Activités multiples et variées, pédagogiques, instructives, surprenantes ou ludiques se prolongeant en repas partagé et veillée provençale en musique, si sympathique qu’elle s’est terminée du côté des douze coups de minuit!
Nous remercions très cordialement Annie et Claude Ravoux, Jean-Luc Héraud, Jean-Marie Veux et Karine Raynaud (archéologue) d’avoir contribué à la préparation et au succès de cet atelier. Un coup de chapeau spécial aussi à Michel Borel et Pierre Begnis pour leurs démonstrations.
Atelier de greffage en fente, en écusson ou en couronne
De nombreux visiteurs amateurs de greffage se sont pressés autour de nos fidèles Maîtres Greffeurs ès couronne, fente ou écusson, Michel Vincent et Pierre Begnis. Chacun pouvait se faire la main dans ces différentes méthodes de reproduction d’arbres fruitiers. Il est bon de savoir quels greffons peuvent aller sur quel porte-greffe et savoir à quelle époque de l’année il faut le faire afin de se donner la meilleure chance de reprise. Il convient d’opérer avec précision et soin tout au long du délicat processus de greffe pour que le succès soit au bout. Pierre et Jean Begnis, de Mévouillon ont généreusement mis à la disposition des apprentis greffeurs de multiples greffons en provenance du “paradis” que sont leurs vergers. Chacun pouvait se faire la main et même en emporter chez eux pour exercice pratique à domicile.
Certains sont venus de fort loin pour apprendre à greffer dans leurs jardins les variétés d’arbres fruitiers qu’ils aiment et convoitent. Les espèces locales anciennes de pommiers et de poiriers ont toujours beaucoup de succès auprès de nos membres du fait de leur bonne adaptation à notre terroir difficile de montagne mais aussi par désir de préserver la diversité et sortir des standards formatés du commerce qui finissent par être monotones. Vivent les formes, odeurs et saveurs de fruits qui se déclinent à l’infini pour le bonheur de nos papilles!
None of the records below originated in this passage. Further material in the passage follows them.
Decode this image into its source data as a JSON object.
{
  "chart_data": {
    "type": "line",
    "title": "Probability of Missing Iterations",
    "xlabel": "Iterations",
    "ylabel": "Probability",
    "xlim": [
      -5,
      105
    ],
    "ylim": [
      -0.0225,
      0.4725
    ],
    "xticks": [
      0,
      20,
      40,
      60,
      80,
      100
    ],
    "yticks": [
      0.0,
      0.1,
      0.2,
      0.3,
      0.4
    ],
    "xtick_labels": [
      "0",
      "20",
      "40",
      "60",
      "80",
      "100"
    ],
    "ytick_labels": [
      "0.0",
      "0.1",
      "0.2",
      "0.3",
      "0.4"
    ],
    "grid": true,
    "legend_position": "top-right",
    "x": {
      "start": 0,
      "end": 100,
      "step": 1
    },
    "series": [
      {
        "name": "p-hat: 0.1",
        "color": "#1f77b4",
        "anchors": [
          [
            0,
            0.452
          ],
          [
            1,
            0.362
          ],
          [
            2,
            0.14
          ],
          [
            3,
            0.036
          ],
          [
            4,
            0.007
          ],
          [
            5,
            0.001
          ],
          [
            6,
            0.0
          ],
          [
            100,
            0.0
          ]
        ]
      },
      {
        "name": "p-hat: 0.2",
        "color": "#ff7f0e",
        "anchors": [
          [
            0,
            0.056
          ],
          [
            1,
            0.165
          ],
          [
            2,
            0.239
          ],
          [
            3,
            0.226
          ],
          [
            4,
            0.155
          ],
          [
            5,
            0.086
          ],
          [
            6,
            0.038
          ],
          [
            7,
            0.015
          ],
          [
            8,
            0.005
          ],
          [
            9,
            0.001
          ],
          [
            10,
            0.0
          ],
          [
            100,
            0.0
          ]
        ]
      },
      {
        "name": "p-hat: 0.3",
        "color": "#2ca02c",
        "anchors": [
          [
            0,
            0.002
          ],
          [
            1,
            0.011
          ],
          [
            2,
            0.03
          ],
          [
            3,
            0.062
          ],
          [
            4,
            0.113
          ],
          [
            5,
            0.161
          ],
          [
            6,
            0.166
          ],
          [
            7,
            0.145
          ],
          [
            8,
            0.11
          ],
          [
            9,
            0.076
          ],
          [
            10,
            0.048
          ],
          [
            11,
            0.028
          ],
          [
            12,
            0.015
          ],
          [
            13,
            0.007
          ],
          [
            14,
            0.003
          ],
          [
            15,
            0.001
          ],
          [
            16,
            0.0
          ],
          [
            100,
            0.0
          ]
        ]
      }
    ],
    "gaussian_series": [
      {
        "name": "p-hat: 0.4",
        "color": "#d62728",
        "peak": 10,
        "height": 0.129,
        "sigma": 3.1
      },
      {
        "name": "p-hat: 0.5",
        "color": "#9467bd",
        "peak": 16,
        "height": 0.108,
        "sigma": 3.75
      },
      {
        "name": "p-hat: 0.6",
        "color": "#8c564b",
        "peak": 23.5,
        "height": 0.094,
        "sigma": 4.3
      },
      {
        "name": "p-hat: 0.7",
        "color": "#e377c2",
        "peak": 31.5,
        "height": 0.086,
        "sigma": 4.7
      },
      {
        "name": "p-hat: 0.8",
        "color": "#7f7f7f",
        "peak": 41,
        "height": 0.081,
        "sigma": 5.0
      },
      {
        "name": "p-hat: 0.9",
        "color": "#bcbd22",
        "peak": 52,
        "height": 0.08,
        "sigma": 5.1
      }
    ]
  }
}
L’étonnante machine à fabriquer les cordes de Louis Borel
A l’extérieur de la salle, un franc soleil de printemps nous permet de nous attarder pour admirer l’ingéniosité de la machine à fabriquer des cordes à partir de bobines de fil de toute nature, sisal, jute ou autre, ou même à partir de vielles ficelles de récupération en toutes matières mais d’épaisseur égale qu’on aura raboutées (il suffira d’en couper les barbes une fois la corde finie). La machine en bois a été construite des mains de Louis Borel, de Mévouillon. Elle est basée sur un système de torsion ingénieux et très simple appliqué aux fils tendus entre les deux extrémités, grâce à une manivelle que l’on tourne pour former, ici, quatre torons à partir des fils. Lorsque la torsion des torons atteint une certaine force, l’énergie ainsi toute accumulée dans le même sens, tend à se décharger par une torsion en sens inverse des torons entre eux cette fois, grâce au point d’attache librement articulé, ce qui forme la corde. A ce moment un “guide” en bois tenu par un opérateur permet de ralentir, de “doser” ce deuxième mouvement de torsion en sens inverse afin d’obtenir une corde ni trop raide, ni trop lâche, bien compacte au dessin parfait, qui sera utile en de nombreuses circonstances de la vie courante d’une ferme, d’un atelier ou en renfort de bien des dépannages ou bricolages. Pour une finition impeccable et solide des bouts (pour éviter que la corde ne se défasse partiellement), il faut les bloquer par un noeud adéquat (de “pêcheur” par exemple, d’où l’utilité de connaître l’art des noeuds) ou utiliser de la colle. Merci à Michel pour cette démonstration intéressante et l’aide rédactionnelle technique de ce paragraphe et des légendes du diaporama.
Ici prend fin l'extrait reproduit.